It was magical. The starry night, under the trees. The romance, completely willing. Each person covering in the I love you's of tomorrow and for the rest of eternity
Or at least thats how it was perceived by their story Everyone knew what they didn't want them to...they're romantic night was a joke.
Stumbled drunkness, followed by lustful "I love you's" and bad decision making
It was all an accident and it was the beginning of me.
Panicked months followed. Fake happiness. Attempts to destroy and forget the mistake.
New years. They made a vow...a resolution to finally be okay. And for a while, they even tricked themselves to think that.
It was great...for about a year then he left she left a few years later. World War 3 was at a stand still...but only for a while.
It didn't take much to rekindle the fire. As they say...you always remember your first drunken love. To love forever with them until the day the universe forces you two to part.

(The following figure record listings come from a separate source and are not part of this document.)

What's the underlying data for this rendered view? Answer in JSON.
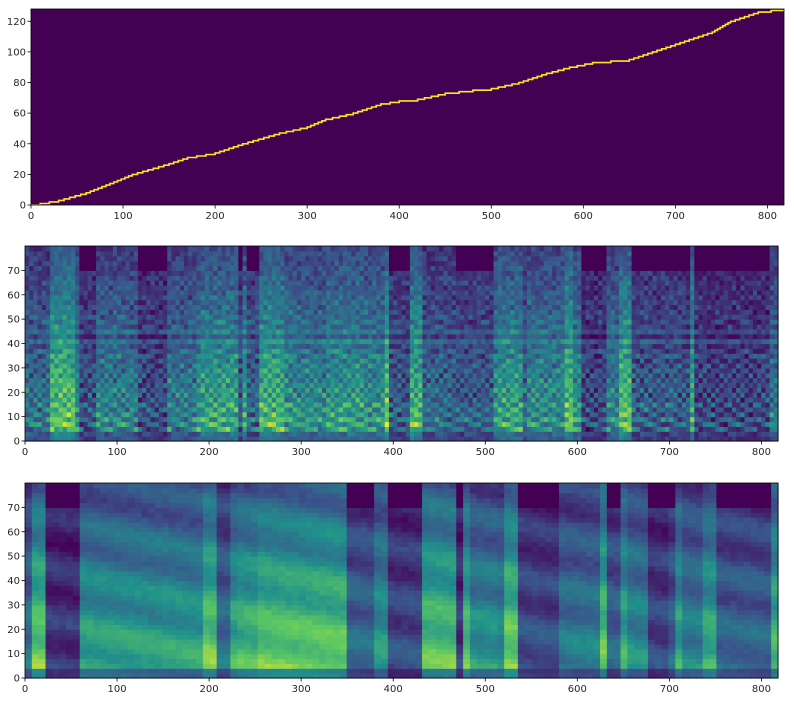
{
  "chart_data": [
    {
      "type": "heatmap",
      "name": "alignment",
      "title": "",
      "xlabel": "",
      "ylabel": "",
      "xlim": [
        0,
        818
      ],
      "ylim": [
        0,
        128
      ],
      "xticks": [
        0,
        100,
        200,
        300,
        400,
        500,
        600,
        700,
        800
      ],
      "yticks": [
        0,
        20,
        40,
        60,
        80,
        100,
        120
      ],
      "background_color": "#440154",
      "line_color": "#fde725",
      "alignment_path": [
        [
          0,
          0
        ],
        [
          30,
          3
        ],
        [
          60,
          8
        ],
        [
          90,
          15
        ],
        [
          110,
          20
        ],
        [
          150,
          27
        ],
        [
          170,
          31
        ],
        [
          200,
          34
        ],
        [
          230,
          40
        ],
        [
          270,
          47
        ],
        [
          300,
          51
        ],
        [
          320,
          56
        ],
        [
          350,
          60
        ],
        [
          380,
          66
        ],
        [
          400,
          68
        ],
        [
          420,
          69
        ],
        [
          450,
          73
        ],
        [
          480,
          75
        ],
        [
          500,
          76
        ],
        [
          530,
          80
        ],
        [
          560,
          86
        ],
        [
          585,
          90
        ],
        [
          610,
          93
        ],
        [
          650,
          95
        ],
        [
          680,
          101
        ],
        [
          710,
          107
        ],
        [
          740,
          113
        ],
        [
          760,
          120
        ],
        [
          790,
          126
        ],
        [
          818,
          128
        ]
      ]
    },
    {
      "type": "heatmap",
      "name": "target-mel-spectrogram",
      "title": "",
      "xlabel": "",
      "ylabel": "",
      "xlim": [
        0,
        818
      ],
      "ylim": [
        0,
        80
      ],
      "xticks": [
        0,
        100,
        200,
        300,
        400,
        500,
        600,
        700,
        800
      ],
      "yticks": [
        0,
        10,
        20,
        30,
        40,
        50,
        60,
        70
      ],
      "colormap": [
        "#440154",
        "#3b528b",
        "#21918c",
        "#5ec962",
        "#fde725"
      ]
    },
    {
      "type": "heatmap",
      "name": "predicted-mel-spectrogram",
      "title": "",
      "xlabel": "",
      "ylabel": "",
      "xlim": [
        0,
        818
      ],
      "ylim": [
        0,
        80
      ],
      "xticks": [
        0,
        100,
        200,
        300,
        400,
        500,
        600,
        700,
        800
      ],
      "yticks": [
        0,
        10,
        20,
        30,
        40,
        50,
        60,
        70
      ],
      "colormap": [
        "#440154",
        "#3b528b",
        "#21918c",
        "#5ec962",
        "#fde725"
      ]
    }
  ]
}
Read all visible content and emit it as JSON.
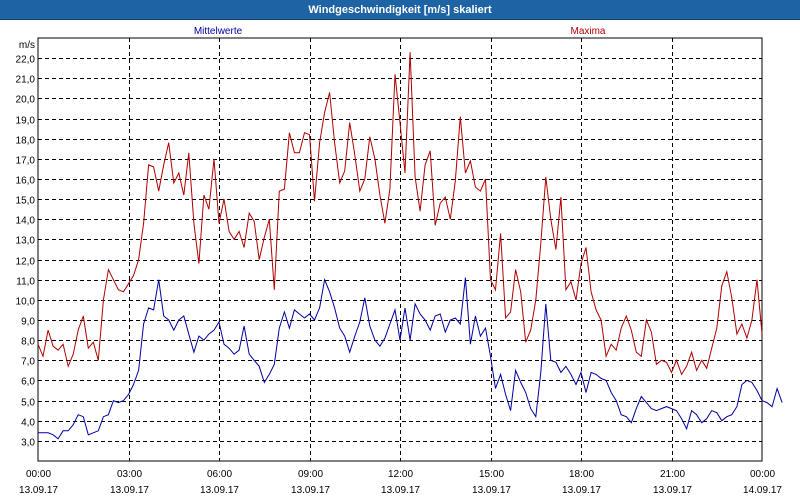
{
  "window": {
    "title": "Windgeschwindigkeit [m/s] skaliert"
  },
  "chart_data": {
    "type": "line",
    "title": "Windgeschwindigkeit [m/s] skaliert",
    "ylabel": "m/s",
    "xlabel": "",
    "ylim": [
      2.0,
      23.0
    ],
    "y_ticks": [
      "3,0",
      "4,0",
      "5,0",
      "6,0",
      "7,0",
      "8,0",
      "9,0",
      "10,0",
      "11,0",
      "12,0",
      "13,0",
      "14,0",
      "15,0",
      "16,0",
      "17,0",
      "18,0",
      "19,0",
      "20,0",
      "21,0",
      "22,0"
    ],
    "x_ticks": [
      {
        "time": "00:00",
        "date": "13.09.17"
      },
      {
        "time": "03:00",
        "date": "13.09.17"
      },
      {
        "time": "06:00",
        "date": "13.09.17"
      },
      {
        "time": "09:00",
        "date": "13.09.17"
      },
      {
        "time": "12:00",
        "date": "13.09.17"
      },
      {
        "time": "15:00",
        "date": "13.09.17"
      },
      {
        "time": "18:00",
        "date": "13.09.17"
      },
      {
        "time": "21:00",
        "date": "13.09.17"
      },
      {
        "time": "00:00",
        "date": "14.09.17"
      }
    ],
    "grid": true,
    "legend": "top",
    "series": [
      {
        "name": "Mittelwerte",
        "color": "#0000a0",
        "time_step_min": 10,
        "values": [
          3.4,
          3.4,
          3.4,
          3.3,
          3.1,
          3.5,
          3.5,
          3.8,
          4.3,
          4.2,
          3.3,
          3.4,
          3.5,
          4.2,
          4.3,
          5.0,
          4.9,
          5.0,
          5.3,
          5.8,
          6.5,
          8.8,
          9.6,
          9.5,
          11.0,
          9.2,
          9.0,
          8.5,
          9.0,
          9.2,
          8.3,
          7.4,
          8.2,
          8.0,
          8.3,
          8.5,
          8.9,
          7.8,
          7.6,
          7.3,
          7.5,
          8.7,
          7.3,
          7.0,
          6.7,
          5.9,
          6.3,
          6.8,
          8.6,
          9.4,
          8.6,
          9.5,
          9.3,
          9.1,
          9.3,
          9.0,
          9.6,
          11.0,
          10.4,
          9.6,
          8.6,
          8.2,
          7.4,
          8.2,
          8.9,
          10.1,
          8.7,
          8.0,
          7.7,
          8.1,
          8.8,
          9.5,
          8.0,
          9.6,
          8.0,
          9.8,
          9.3,
          9.0,
          8.5,
          9.2,
          9.3,
          8.4,
          9.0,
          9.1,
          8.8,
          11.1,
          7.8,
          9.2,
          8.2,
          8.6,
          7.2,
          5.6,
          6.3,
          5.3,
          4.5,
          6.5,
          5.9,
          5.4,
          4.6,
          4.2,
          6.4,
          9.8,
          7.0,
          6.9,
          6.4,
          6.7,
          6.3,
          5.8,
          6.4,
          5.4,
          6.4,
          6.3,
          6.1,
          6.0,
          5.4,
          5.0,
          4.3,
          4.2,
          3.9,
          4.6,
          5.2,
          4.9,
          4.6,
          4.5,
          4.6,
          4.7,
          4.6,
          4.5,
          4.1,
          3.6,
          4.5,
          4.3,
          3.9,
          4.1,
          4.5,
          4.4,
          4.0,
          4.2,
          4.3,
          4.7,
          5.8,
          6.0,
          5.9,
          5.5,
          5.0,
          4.9,
          4.7,
          5.6,
          4.9
        ]
      },
      {
        "name": "Maxima",
        "color": "#b00000",
        "time_step_min": 10,
        "values": [
          7.8,
          7.2,
          8.5,
          7.7,
          7.5,
          7.8,
          6.7,
          7.3,
          8.5,
          9.2,
          7.6,
          7.9,
          7.0,
          10.0,
          11.5,
          11.0,
          10.5,
          10.4,
          10.8,
          11.2,
          12.0,
          13.8,
          16.7,
          16.6,
          15.4,
          16.7,
          17.8,
          15.8,
          16.3,
          15.2,
          17.3,
          13.8,
          11.8,
          15.2,
          14.5,
          17.0,
          13.8,
          15.0,
          13.4,
          13.0,
          13.4,
          12.6,
          14.3,
          13.9,
          12.0,
          13.1,
          14.0,
          10.5,
          15.4,
          15.5,
          18.3,
          17.3,
          17.3,
          18.3,
          18.2,
          14.9,
          17.8,
          19.3,
          20.3,
          17.8,
          15.8,
          16.4,
          18.8,
          17.2,
          15.4,
          16.0,
          18.1,
          17.0,
          15.2,
          13.8,
          15.5,
          21.2,
          18.8,
          16.3,
          22.3,
          16.1,
          14.4,
          16.7,
          17.4,
          13.7,
          14.8,
          15.1,
          14.0,
          15.9,
          19.1,
          16.3,
          16.9,
          15.6,
          15.4,
          16.0,
          11.0,
          10.5,
          13.3,
          9.1,
          9.4,
          11.5,
          10.4,
          7.9,
          8.5,
          10.0,
          12.8,
          16.1,
          14.0,
          12.5,
          15.1,
          10.5,
          10.9,
          10.0,
          11.8,
          12.6,
          10.4,
          9.5,
          9.0,
          7.2,
          7.8,
          7.5,
          8.6,
          9.2,
          8.5,
          7.4,
          7.2,
          9.0,
          8.4,
          6.8,
          7.0,
          6.9,
          6.4,
          7.0,
          6.3,
          6.7,
          7.4,
          6.5,
          7.0,
          6.6,
          7.6,
          8.6,
          10.7,
          11.4,
          10.1,
          8.3,
          8.8,
          8.1,
          9.0,
          11.0,
          8.3
        ]
      }
    ]
  }
}
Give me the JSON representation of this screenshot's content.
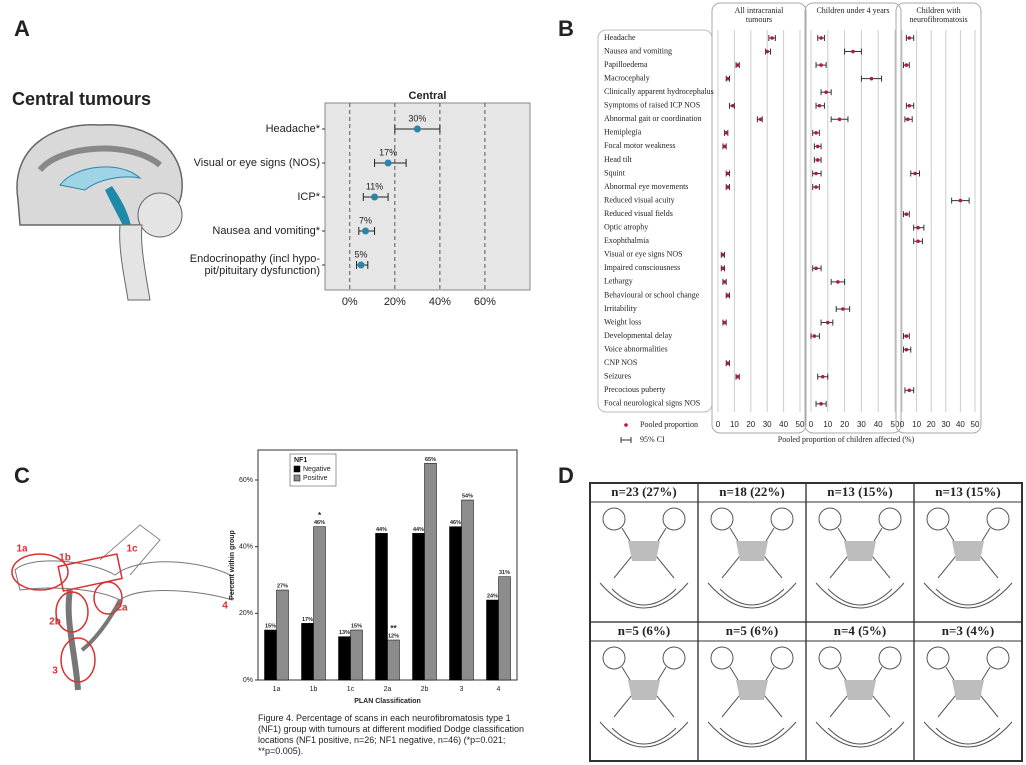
{
  "panel_letters": [
    "A",
    "B",
    "C",
    "D"
  ],
  "panel_a_heading": "Central tumours",
  "chart_data": [
    {
      "type": "dotplot",
      "title": "Central",
      "categories": [
        "Headache*",
        "Visual or eye signs (NOS)",
        "ICP*",
        "Nausea and vomiting*",
        "Endocrinopathy (incl hypo-\npit/pituitary dysfunction)"
      ],
      "values": [
        30,
        17,
        11,
        7,
        5
      ],
      "value_labels": [
        "30%",
        "17%",
        "11%",
        "7%",
        "5%"
      ],
      "ci_low": [
        20,
        11,
        6,
        4,
        3
      ],
      "ci_high": [
        40,
        25,
        17,
        11,
        8
      ],
      "color": "#2a86a8",
      "xlim": [
        -11,
        80
      ],
      "xticks": [
        {
          "value": 0,
          "label": "0%"
        },
        {
          "value": 20,
          "label": "20%"
        },
        {
          "value": 40,
          "label": "40%"
        },
        {
          "value": 60,
          "label": "60%"
        }
      ],
      "grid": true
    },
    {
      "type": "forest",
      "categories": [
        "Headache",
        "Nausea and vomiting",
        "Papilloedema",
        "Macrocephaly",
        "Clinically apparent hydrocephalus",
        "Symptoms of raised ICP NOS",
        "Abnormal gait or coordination",
        "Hemiplegia",
        "Focal motor weakness",
        "Head tilt",
        "Squint",
        "Abnormal eye movements",
        "Reduced visual acuity",
        "Reduced visual fields",
        "Optic atrophy",
        "Exophthalmia",
        "Visual or eye signs NOS",
        "Impaired consciousness",
        "Lethargy",
        "Behavioural or school change",
        "Irritability",
        "Weight loss",
        "Developmental delay",
        "Voice abnormalities",
        "CNP NOS",
        "Seizures",
        "Precocious puberty",
        "Focal neurological signs NOS"
      ],
      "series": [
        {
          "name": "All intracranial\ntumours",
          "color": "#b5173d",
          "values": [
            33,
            30,
            12,
            6,
            null,
            9,
            26,
            5,
            4,
            null,
            6,
            6,
            null,
            null,
            null,
            null,
            3,
            3,
            4,
            6,
            null,
            4,
            null,
            null,
            6,
            12,
            null,
            null
          ],
          "ci_low": [
            31,
            29,
            11,
            5,
            null,
            7,
            24,
            4,
            3,
            null,
            5,
            5,
            null,
            null,
            null,
            null,
            2,
            2,
            3,
            5,
            null,
            3,
            null,
            null,
            5,
            11,
            null,
            null
          ],
          "ci_high": [
            35,
            32,
            13,
            7,
            null,
            10,
            27,
            6,
            5,
            null,
            7,
            7,
            null,
            null,
            null,
            null,
            4,
            4,
            5,
            7,
            null,
            5,
            null,
            null,
            7,
            13,
            null,
            null
          ]
        },
        {
          "name": "Children under 4 years",
          "color": "#b5173d",
          "values": [
            6,
            25,
            6,
            36,
            9,
            5,
            17,
            3,
            4,
            4,
            3,
            3,
            null,
            null,
            null,
            null,
            null,
            3,
            16,
            null,
            19,
            10,
            2,
            null,
            null,
            7,
            null,
            6
          ],
          "ci_low": [
            4,
            20,
            3,
            30,
            6,
            3,
            12,
            1,
            2,
            2,
            1,
            1,
            null,
            null,
            null,
            null,
            null,
            1,
            12,
            null,
            15,
            6,
            0,
            null,
            null,
            4,
            null,
            3
          ],
          "ci_high": [
            8,
            30,
            9,
            42,
            12,
            8,
            22,
            5,
            6,
            6,
            6,
            5,
            null,
            null,
            null,
            null,
            null,
            6,
            20,
            null,
            23,
            13,
            5,
            null,
            null,
            10,
            null,
            9
          ]
        },
        {
          "name": "Children with\nneurofibromatosis",
          "color": "#b5173d",
          "values": [
            5,
            null,
            3,
            null,
            null,
            5,
            4,
            null,
            null,
            null,
            9,
            null,
            40,
            3,
            11,
            11,
            null,
            null,
            null,
            null,
            null,
            null,
            3,
            3,
            null,
            null,
            5,
            null
          ],
          "ci_low": [
            3,
            null,
            1,
            null,
            null,
            3,
            2,
            null,
            null,
            null,
            6,
            null,
            34,
            1,
            8,
            8,
            null,
            null,
            null,
            null,
            null,
            null,
            1,
            1,
            null,
            null,
            2,
            null
          ],
          "ci_high": [
            8,
            null,
            5,
            null,
            null,
            8,
            7,
            null,
            null,
            null,
            12,
            null,
            46,
            5,
            15,
            14,
            null,
            null,
            null,
            null,
            null,
            null,
            5,
            6,
            null,
            null,
            8,
            null
          ]
        }
      ],
      "ci_color": "#333333",
      "xlim": [
        0,
        50
      ],
      "xticks": [
        0,
        10,
        20,
        30,
        40,
        50
      ],
      "x_label": "Pooled proportion of children affected (%)",
      "legend_labels": [
        "Pooled proportion",
        "95% CI"
      ],
      "grid": true
    },
    {
      "type": "bar",
      "categories": [
        "1a",
        "1b",
        "1c",
        "2a",
        "2b",
        "3",
        "4"
      ],
      "series": [
        {
          "name": "Negative",
          "color": "#000000",
          "values": [
            15,
            17,
            13,
            44,
            44,
            46,
            24
          ],
          "value_labels": [
            "15%",
            "17%",
            "13%",
            "44%",
            "44%",
            "46%",
            "24%"
          ]
        },
        {
          "name": "Positive",
          "color": "#8c8c8c",
          "values": [
            27,
            46,
            15,
            12,
            65,
            54,
            31
          ],
          "value_labels": [
            "27%",
            "46%",
            "15%",
            "12%",
            "65%",
            "54%",
            "31%"
          ]
        }
      ],
      "annotations": [
        {
          "text": "*",
          "category": "1b",
          "series": "Positive"
        },
        {
          "text": "**",
          "category": "2a",
          "series": "Positive"
        }
      ],
      "legend_title": "NF1",
      "ylim": [
        0,
        69
      ],
      "yticks": [
        {
          "value": 0,
          "label": "0%"
        },
        {
          "value": 20,
          "label": "20%"
        },
        {
          "value": 40,
          "label": "40%"
        },
        {
          "value": 60,
          "label": "60%"
        }
      ],
      "x_label": "PLAN Classification",
      "y_label": "Percent within group"
    }
  ],
  "caption": "Figure 4. Percentage of scans in each neurofibromatosis type 1 (NF1) group with tumours at different modified Dodge classification locations (NF1 positive, n=26; NF1 negative, n=46) (*p=0.021; **p=0.005).",
  "panel_c_diagram_labels": [
    "1a",
    "1b",
    "1c",
    "2a",
    "2b",
    "3",
    "4"
  ],
  "panel_d": {
    "cells": [
      "n=23 (27%)",
      "n=18 (22%)",
      "n=13 (15%)",
      "n=13 (15%)",
      "n=5 (6%)",
      "n=5 (6%)",
      "n=4 (5%)",
      "n=3 (4%)"
    ]
  }
}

(PSH! Yeah...thats not what they say)
There was crossfire immediately
Flames thrown further than light can travel and the only person being burned...was me.
I wasn't raised by them. I couldn't ever possibly be that angry. I have loving grandparents that show nothing but affection and support.
BUT GENETICALLY...I was *******. My outside environment only frustrated my inside environment.
It was like the Wiggles vs. Hannibal Lector.
Surprisingly the end didn't turn out as violently as many imagined. I was always trying to be "saved" but I never understood what from? The worse that had come out of the entire situation was me...as I am now.
Granted...I have communication issues I'm a bit too sarcastic and the only was I can say what I really feel is through pen and paper. Sticky notes cover every corner of my room, screaming every obscenity that has ever crossed my mind AND YET.... I think I'm okay.
I'm successful in most aspects of my life. And it had everything to do with my beginning.
I've heard "I'm sorry" ever since my grandparents came to back to school night in kindergarten. What for?! How many people do you know that can walk through a valley of fire unscathed?
Honestly, don't be sorry...because after what I've accomplished the lustful drunken night vs. the romance means nothing.
And who knows...it could have been under a tree on a starry night.